IICT works mainly for Bulgarian language but it also supports the multilingual NLP via integration of Bulgarian language resources with resources for other languages like the Open Multilingual Wordnet, the Universal Dependency Initiative and the ParlaMint Project. The technologies developed within the institute are language independent and can be adapted to other languages given the availability of the corresponding training resources.

IICT often co-operates with companies and public organisations. We work together with Sirma AI (Ontotext) on tasks related to semantic processing of Bulgarian texts. Our NLP team provided to APIS Bulgarian language resources and technologies for semantic indexing, keyword extraction, extraction-based summarization and machine translation for legal documents. We work with Identrics on training of bias neutral neural language models for Bulgarian, classification of texts with respect to potential fake news content and development of models for abstractive summarization. IICT has developed a highly efficient system for indexing and recognition of advertisements in TV streams for the Bulgarian company H-Tech. In 2015, we participated in the development of the National Diabetes Register which was automatically generated from pseudonymised outpatient records submitted to the Bulgarian Heath Insurance Fund. Important indicators like values of blood sugar and glycated haemoglobin levels, body mass index, blood pressure etc. were automatically extracted from unstructured text and integrated into the database. Today the Register is hosted and updated by the University Specialised Hospital for Active Treatment of Endocrinology at Medical University Sofia.

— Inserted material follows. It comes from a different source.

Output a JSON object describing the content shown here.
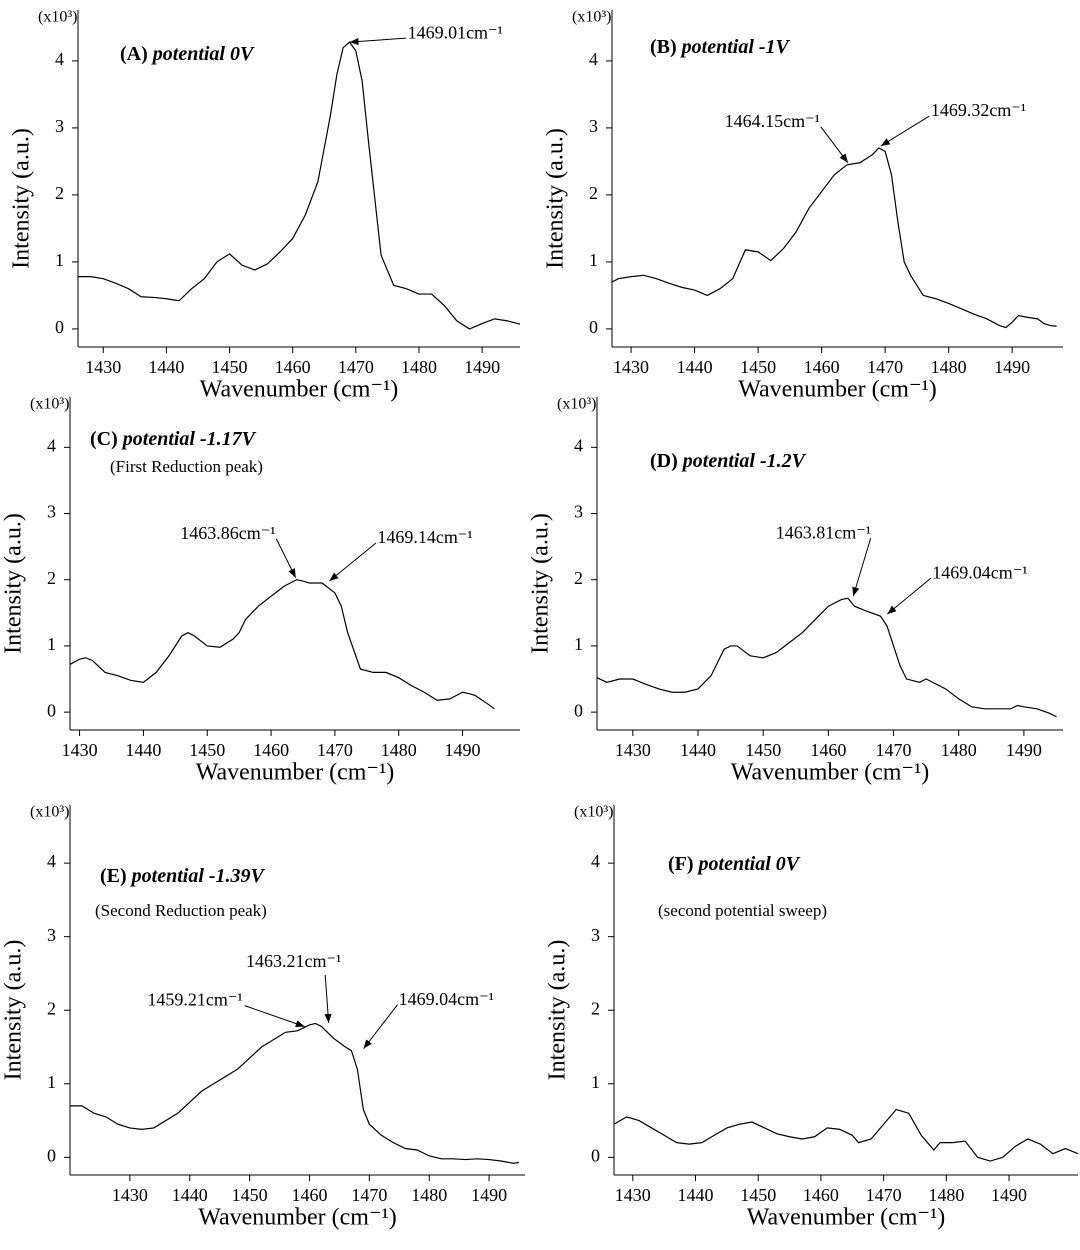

IICT is also using AI in relation to the EU’s Green Deal and the implementation of its objectives in Bulgaria. How can AI facilitate this process and in what areas is Bulgaria looking to use AI?

AI enables the analysis of Big Data thus increasing our capacity to better understand, monitor, analyse, control, predict and tackle the environmental challenges as well as the performance of industrial systems that have to adapt to sustainable behaviour. It seems that monitoring and optimization of energy consumption is substantial for Bulgaria as well as the integration of renewable energy sources, and AI can help in this respect. Another important area is agriculture where AI provides tools for more efficient use of land, water, pesticides and fertilisers which could mitigate environmental impacts (agricultural applications of AI are significant anyway, to improve efficiency and farming practices).

What projects does IICT have in the pipeline?

IICT performs numerous projects in areas bordering with AI like decision-making, optimisation and intelligent control so I will mention here only a few examples of our activity. We coordinate CLaDA-BG, the Bulgarian national interdisciplinary research e-Infrastructure for Bulgarian language and cultural heritage, part of the EU infrastructures CLARIN and DARIAH. CLaDA-BG is funded by the Ministry of Education and Science and develops a Bulgaria-centric knowledge graph and AI tools for processing big data, old varieties of Bulgarian, 3D images and other related information.

IICT participates in the Horizon Europe Pathfinder project NEMO BMI (2022-2025) which aims to achieve the first assistance-free neuroprosthetics system. The project addresses the restrictions of current neuroprosthetics devices that require regular retraining within controlled environment by development of an auto-adaptive brainmachine interface which translates motor cortex signals into commands to external effectors. Researchers from this team are elaborating a realistic brain model for HPC simulation of human visual system and conscious perception, within a project funded by the Bulgarian National Science Fund.

The starting project SynGReDiT (Synergy for Green Regional Digital Transformation), which will establish the European Digital Innovation Hub Zagore, is another challenging task.